Este punto es particularmente importante. Si la lata no está bien aislada, es posible que se genere un cortocircuito. Si esto sucede, saldrá humo o sentirás olor a quemado cuando lo enciendas. En ese caso, retira las pilas lo más rápido posible.

Paso 10: ¡Pruébalo!

Coloca unas pilas comunes o recargables y prueba si funciona la conexión. Si el circuito no funciona, revisa lo siguiente:

- ¿Las pilas tienen carga?
- ¿El circuito está armado correctamente?
- ¿El interruptor está en el lugar adecuado?
- ¿Está todo bien soldado?
- ¿Conectaste bien los polos negativos y positivos?

Paso 11: Pégalo

Primero, asegúrate de que todo encaje en el recipiente.

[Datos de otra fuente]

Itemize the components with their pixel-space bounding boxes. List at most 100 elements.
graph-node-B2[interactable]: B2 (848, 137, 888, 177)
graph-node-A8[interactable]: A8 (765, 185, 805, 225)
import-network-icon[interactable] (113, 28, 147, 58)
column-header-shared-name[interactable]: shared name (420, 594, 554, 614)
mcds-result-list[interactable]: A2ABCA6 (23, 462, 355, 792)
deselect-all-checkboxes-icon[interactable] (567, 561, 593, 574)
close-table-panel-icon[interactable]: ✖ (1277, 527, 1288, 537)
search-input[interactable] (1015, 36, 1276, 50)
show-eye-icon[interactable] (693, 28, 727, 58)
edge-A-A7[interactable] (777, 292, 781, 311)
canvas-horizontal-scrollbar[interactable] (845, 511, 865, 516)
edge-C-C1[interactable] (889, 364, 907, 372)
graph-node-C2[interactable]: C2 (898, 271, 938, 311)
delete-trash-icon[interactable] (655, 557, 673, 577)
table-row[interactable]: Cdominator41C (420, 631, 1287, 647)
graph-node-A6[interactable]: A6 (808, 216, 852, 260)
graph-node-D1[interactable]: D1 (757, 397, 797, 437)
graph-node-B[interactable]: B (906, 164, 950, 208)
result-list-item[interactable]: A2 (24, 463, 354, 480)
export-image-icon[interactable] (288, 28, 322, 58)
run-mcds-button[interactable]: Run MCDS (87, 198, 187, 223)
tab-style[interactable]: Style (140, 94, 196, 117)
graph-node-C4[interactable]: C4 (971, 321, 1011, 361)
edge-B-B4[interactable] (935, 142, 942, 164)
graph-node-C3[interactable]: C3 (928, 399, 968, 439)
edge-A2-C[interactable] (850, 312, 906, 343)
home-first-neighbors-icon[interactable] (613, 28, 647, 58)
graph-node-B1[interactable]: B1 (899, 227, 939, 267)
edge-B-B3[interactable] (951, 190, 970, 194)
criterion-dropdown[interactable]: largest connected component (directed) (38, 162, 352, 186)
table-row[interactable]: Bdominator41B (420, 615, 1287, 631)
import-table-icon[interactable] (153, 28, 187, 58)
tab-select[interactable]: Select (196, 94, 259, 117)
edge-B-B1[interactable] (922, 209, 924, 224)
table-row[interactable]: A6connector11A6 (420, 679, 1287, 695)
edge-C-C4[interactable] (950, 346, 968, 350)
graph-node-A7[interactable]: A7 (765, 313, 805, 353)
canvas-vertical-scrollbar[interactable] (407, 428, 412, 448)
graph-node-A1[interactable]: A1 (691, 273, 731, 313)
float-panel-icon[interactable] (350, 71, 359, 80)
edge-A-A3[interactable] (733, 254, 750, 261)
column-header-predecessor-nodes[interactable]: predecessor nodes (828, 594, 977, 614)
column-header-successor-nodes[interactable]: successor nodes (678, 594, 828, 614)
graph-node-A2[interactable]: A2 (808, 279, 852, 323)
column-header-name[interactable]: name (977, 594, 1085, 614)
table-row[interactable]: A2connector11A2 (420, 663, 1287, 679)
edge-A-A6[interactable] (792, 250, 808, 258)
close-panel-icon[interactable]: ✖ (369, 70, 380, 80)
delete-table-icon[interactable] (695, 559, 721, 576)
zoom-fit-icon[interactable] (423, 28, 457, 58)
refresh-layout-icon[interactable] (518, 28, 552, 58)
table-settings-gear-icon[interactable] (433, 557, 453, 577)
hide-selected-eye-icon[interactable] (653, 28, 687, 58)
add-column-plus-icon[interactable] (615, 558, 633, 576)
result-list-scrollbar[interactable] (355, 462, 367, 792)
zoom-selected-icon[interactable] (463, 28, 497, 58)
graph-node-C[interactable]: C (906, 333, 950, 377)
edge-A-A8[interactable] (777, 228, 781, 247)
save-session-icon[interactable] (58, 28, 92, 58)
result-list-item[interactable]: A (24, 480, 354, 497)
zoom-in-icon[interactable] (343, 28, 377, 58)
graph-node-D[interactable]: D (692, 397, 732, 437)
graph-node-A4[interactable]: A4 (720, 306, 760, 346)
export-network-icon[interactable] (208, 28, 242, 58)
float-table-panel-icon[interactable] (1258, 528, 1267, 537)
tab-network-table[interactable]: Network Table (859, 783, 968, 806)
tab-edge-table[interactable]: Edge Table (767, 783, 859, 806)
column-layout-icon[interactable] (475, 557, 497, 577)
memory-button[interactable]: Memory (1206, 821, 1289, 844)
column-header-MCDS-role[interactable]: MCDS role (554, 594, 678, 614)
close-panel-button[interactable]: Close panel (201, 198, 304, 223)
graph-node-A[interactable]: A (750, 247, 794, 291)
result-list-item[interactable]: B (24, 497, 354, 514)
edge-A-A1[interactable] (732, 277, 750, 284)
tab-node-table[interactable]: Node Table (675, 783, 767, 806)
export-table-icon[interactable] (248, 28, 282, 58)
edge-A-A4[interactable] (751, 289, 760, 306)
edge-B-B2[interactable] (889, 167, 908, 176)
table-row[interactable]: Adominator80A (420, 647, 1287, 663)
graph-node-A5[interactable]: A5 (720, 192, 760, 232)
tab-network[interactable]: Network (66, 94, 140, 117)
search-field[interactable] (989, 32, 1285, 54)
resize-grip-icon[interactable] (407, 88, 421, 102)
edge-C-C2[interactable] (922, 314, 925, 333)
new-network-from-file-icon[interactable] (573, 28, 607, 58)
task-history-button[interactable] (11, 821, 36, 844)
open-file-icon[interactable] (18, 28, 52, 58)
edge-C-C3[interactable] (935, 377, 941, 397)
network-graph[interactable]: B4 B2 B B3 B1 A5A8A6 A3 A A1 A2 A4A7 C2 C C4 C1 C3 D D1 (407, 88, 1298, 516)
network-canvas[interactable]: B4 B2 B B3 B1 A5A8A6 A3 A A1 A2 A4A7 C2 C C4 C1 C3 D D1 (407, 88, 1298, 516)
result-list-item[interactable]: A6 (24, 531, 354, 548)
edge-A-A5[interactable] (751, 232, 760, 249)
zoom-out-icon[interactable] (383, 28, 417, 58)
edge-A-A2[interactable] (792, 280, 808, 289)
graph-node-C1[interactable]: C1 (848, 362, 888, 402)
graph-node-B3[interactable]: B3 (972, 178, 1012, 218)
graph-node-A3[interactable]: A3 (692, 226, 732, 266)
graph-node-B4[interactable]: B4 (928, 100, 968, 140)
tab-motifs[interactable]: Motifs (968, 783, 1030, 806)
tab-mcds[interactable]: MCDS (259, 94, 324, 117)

Enrosca el conector de 2.5 milímetros, coloca el portapilas y el circuito USB en su lugar. Si todo entra bien, pégalo con la pistola de pegamento caliente. También puedes usar cinta bifaz.

Si usas pegamento, coloca una gota debajo del circuito USB. Presiónalo y espera hasta que se enfríe. Luego, pon un poco más por encima y sobre las soldaduras para protegerlo y evitar cortocircuitos. Una vez que termines de hacer esto, coloca las pilas.

Recomendaciones

Ten en cuenta que los paneles solares se clasifican según su máxima potencia de salida, no por la capacidad media que alcanzan, lo cual implica que probablemente nunca alcances la potencia indicada. Cuanto mayor sea el voltaje, menor luz solar necesitarás para cargar las baterías. Sin embargo, no es aconsejable usar una corriente mayor a los 400 miliamperios, ya que esto puede dañar las pilas.